Le Tonkinois Varnish
B & D Murkin
UK main importers for
Le Tonkinois varnish
Wax is a fatty, solid substance of animal, vegetable or mineral origin. It never gets really dry and is not a durable finish. It will not withstand water, it will turn white.
Wax must be completely removed before varnishing.
Just sanding without first removing as much as possible will clog the abrasive and possibly force the wax further into the wood grain.
Many spay polishes contain silicone. Although easy to apply they can be a nightmare for anyone varnishing as the silicone is extremely tenacious and difficult to remove. It contaminates anything it touches including brushes cloths and even hands which can spread the problem further. Brush cleaning will not prevent contamination remaining on the brush so it can transfer to your next project. Very small amounts can cause problems such as 'fish eyes' in the finish.
If the wax is on top of an existing coat of varnish the task is straightforward as the varnish will prevent the wax soaking into the wood.
We usually use the following method.
Fine wire wool can be used to increase the scrubbing action if required.
1) Clean thoroughly by scrubbing with warm water containing washing soda or washing powder. This step removes much of the wax prior to step 2 but is optional and can be omitted if preferred.

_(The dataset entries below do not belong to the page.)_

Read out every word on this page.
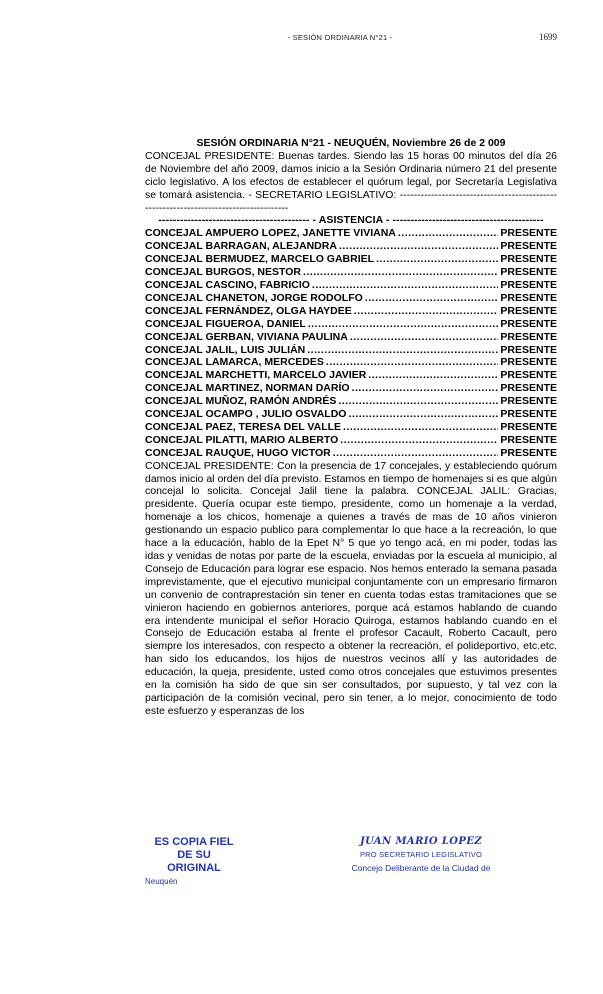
- SESIÓN ORDINARIA N°21 -	1699
SESIÓN ORDINARIA N°21 - NEUQUÉN, Noviembre 26 de 2 009

CONCEJAL PRESIDENTE: Buenas tardes. Siendo las 15 horas 00 minutos del día 26 de Noviembre del año 2009, damos inicio a la Sesión Ordinaria número 21 del presente ciclo legislativo. A los efectos de establecer el quórum legal, por Secretaría Legislativa se tomará asistencia. - SECRETARIO LEGISLATIVO: --------------------------------------------------------------------------------------

------------------------------------------ - ASISTENCIA - ------------------------------------------
CONCEJAL AMPUERO LOPEZ, JANETTE VIVIANA .....	PRESENTE
CONCEJAL BARRAGAN, ALEJANDRA .....	PRESENTE
CONCEJAL BERMUDEZ, MARCELO GABRIEL .....	PRESENTE
CONCEJAL BURGOS, NESTOR .....	PRESENTE
CONCEJAL CASCINO, FABRICIO .....	PRESENTE
CONCEJAL CHANETON, JORGE RODOLFO .....	PRESENTE
CONCEJAL FERNÁNDEZ, OLGA HAYDEE .....	PRESENTE
CONCEJAL FIGUEROA, DANIEL .....	PRESENTE
CONCEJAL GERBAN, VIVIANA PAULINA .....	PRESENTE
CONCEJAL JALIL, LUIS JULIÁN .....	PRESENTE
CONCEJAL LAMARCA, MERCEDES .....	PRESENTE
CONCEJAL MARCHETTI, MARCELO JAVIER .....	PRESENTE
CONCEJAL MARTINEZ, NORMAN DARÍO .....	PRESENTE
CONCEJAL MUÑOZ, RAMÓN ANDRÉS .....	PRESENTE
CONCEJAL OCAMPO , JULIO OSVALDO .....	PRESENTE
CONCEJAL PAEZ, TERESA DEL VALLE .....	PRESENTE
CONCEJAL PILATTI, MARIO ALBERTO .....	PRESENTE
CONCEJAL RAUQUE, HUGO VICTOR .....	PRESENTE

CONCEJAL PRESIDENTE: Con la presencia de 17 concejales, y estableciendo quórum damos inicio al orden del día previsto. Estamos en tiempo de homenajes si es que algún concejal lo solicita. Concejal Jalil tiene la palabra. CONCEJAL JALIL: Gracias, presidente. Quería ocupar este tiempo, presidente, como un homenaje a la verdad, homenaje a los chicos, homenaje a quienes a través de mas de 10 años vinieron gestionando un espacio publico para complementar lo que hace a la recreación, lo que hace a la educación, hablo de la Epet N° 5 que yo tengo acá, en mi poder, todas las idas y venidas de notas por parte de la escuela, enviadas por la escuela al municipio, al Consejo de Educación para lograr ese espacio. Nos hemos enterado la semana pasada imprevistamente, que el ejecutivo municipal conjuntamente con un empresario firmaron un convenio de contraprestación sin tener en cuenta todas estas tramitaciones que se vinieron haciendo en gobiernos anteriores, porque acá estamos hablando de cuando era intendente municipal el señor Horacio Quiroga, estamos hablando cuando en el Consejo de Educación estaba al frente el profesor Cacault, Roberto Cacault, pero siempre los interesados, con respecto a obtener la recreación, el polideportivo, etc.etc. han sido los educandos, los hijos de nuestros vecinos allí y las autoridades de educación, la queja, presidente, usted como otros concejales que estuvimos presentes en la comisión ha sido de que sin ser consultados, por supuesto, y tal vez con la participación de la comisión vecinal, pero sin tener, a lo mejor, conocimiento de todo este esfuerzo y esperanzas de los

ES COPIA FIEL
DE SU
ORIGINAL
Neuquén
JUAN MARIO LOPEZ
PRO SECRETARIO LEGISLATIVO
Concejo Deliberante de la Ciudad de
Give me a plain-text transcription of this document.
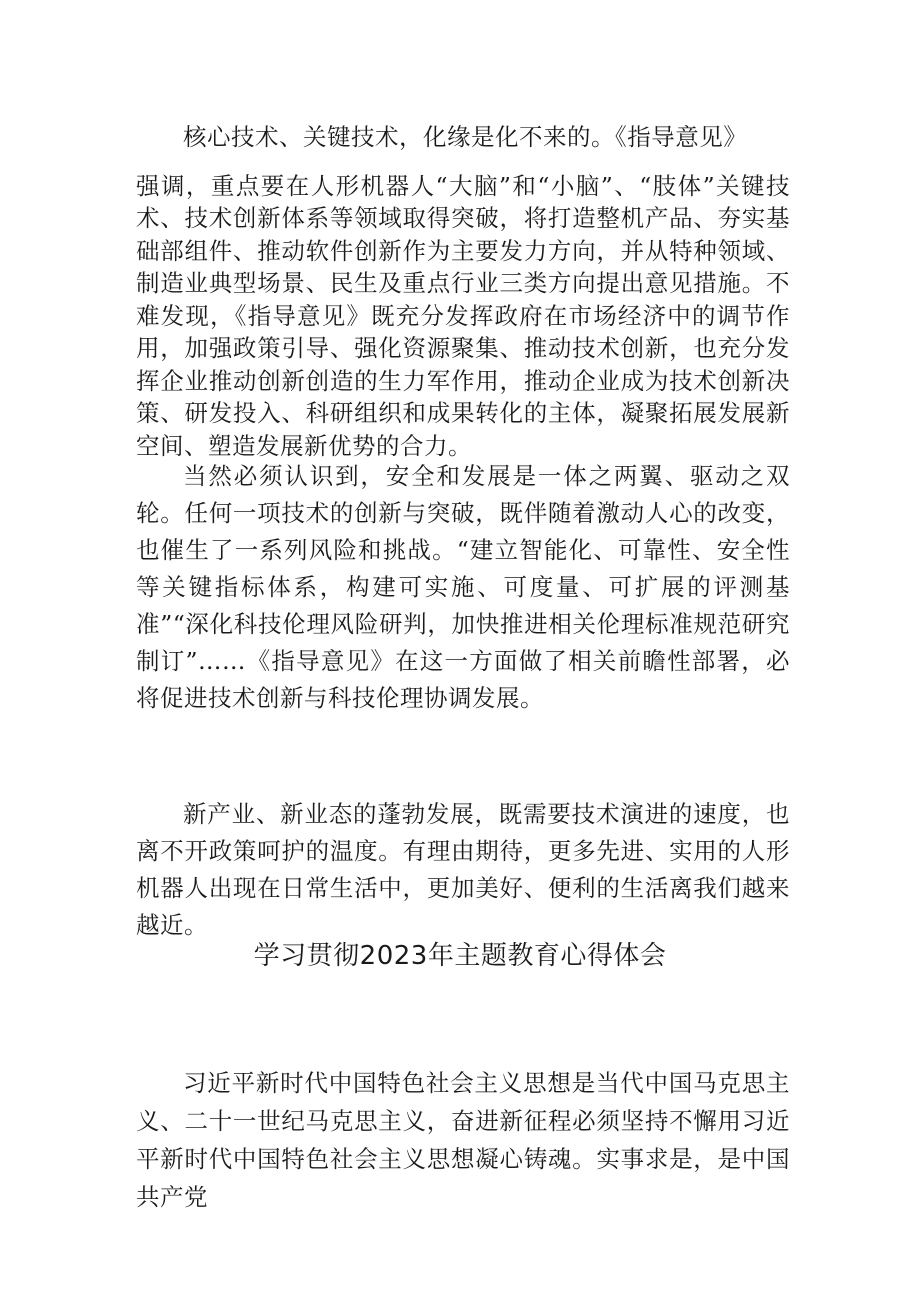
核心技术、关键技术，化缘是化不来的。《指导意见》
强调，重点要在人形机器人“大脑”和“小脑”、“肢体”关键技术、技术创新体系等领域取得突破，将打造整机产品、夯实基础部组件、推动软件创新作为主要发力方向，并从特种领域、制造业典型场景、民生及重点行业三类方向提出意见措施。不难发现，《指导意见》既充分发挥政府在市场经济中的调节作用，加强政策引导、强化资源聚集、推动技术创新，也充分发挥企业推动创新创造的生力军作用，推动企业成为技术创新决策、研发投入、科研组织和成果转化的主体，凝聚拓展发展新空间、塑造发展新优势的合力。

当然必须认识到，安全和发展是一体之两翼、驱动之双轮。任何一项技术的创新与突破，既伴随着激动人心的改变，也催生了一系列风险和挑战。“建立智能化、可靠性、安全性等关键指标体系，构建可实施、可度量、可扩展的评测基准”“深化科技伦理风险研判，加快推进相关伦理标准规范研究制订”……《指导意见》在这一方面做了相关前瞻性部署，必将促进技术创新与科技伦理协调发展。

新产业、新业态的蓬勃发展，既需要技术演进的速度，也离不开政策呵护的温度。有理由期待，更多先进、实用的人形机器人出现在日常生活中，更加美好、便利的生活离我们越来越近。

学习贯彻2023年主题教育心得体会

习近平新时代中国特色社会主义思想是当代中国马克思主义、二十一世纪马克思主义，奋进新征程必须坚持不懈用习近平新时代中国特色社会主义思想凝心铸魂。实事求是，是中国共产党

2) Finish off by scrubbing well with a cloth soaked in white spirit. Change the cloth and repeat until all traces are removed.
3) Allow to dry thoroughly.
Other web sites give the techniques listed below.
a) Any old wax or polish can be removed from floors before sanding by initially rubbing with a cloth soaked with white spirit and then scrubbing using steel wool and white spirit. Work the white spirit into the finish to soften it. As the finish becomes softened, lift it using a scrapper (drop the goo either into an old paint tin or onto old newspapers) and then use cloths dampened with white spirit to remove the remaining finish.
Use an appropriate respiratory mask and gloves together with adequate ventilation of the working area as the fumes from white spirit are harmful.
This is messy, but varnish will not cover any of these finishes,
b) Clean thoroughly first by scrubbing with warm water containing washing soda or any good washing powder.
Clean with a rag soaked in turpentine or white spirit.
Unless every trace of wax is removed the new varnish coat will not adhere.
In most cases after cleaning with wax solvent liquid it is well to apply a very thin coat of shellac before the varnish coat is applied. The alcohol in the shellac will penetrate any traces of Wax film on the surface and gain anchorage better than varnish.
Wax left on a surface by the use of liquid varnish removers must also be removed by washing in the same way.
c) To best remove thick wax from wood surfaces, harden the wax as quickly as possible. Hold a bag of ice cubes against the wax to freeze it. Then using an "old" plastic credit card gently scrape the wax off. Metal objects may gouge the surface.
d) Commercial polish removers are sold for removing wax from floors
If the wax has been applied to bare wood it may have soaked into the wood pores.
Use the methods above, taking care to try to prevent the wax soaking in further.
eg Do not use a hot air gun as the wax will melt and soak in.
In addition to those methods we recommend sanding back the wood at least 1 mm.
As we never use wax on bare wood we have limited practical experience in removing wax that has soaked in and would appreciate if any experts can add any expert advice.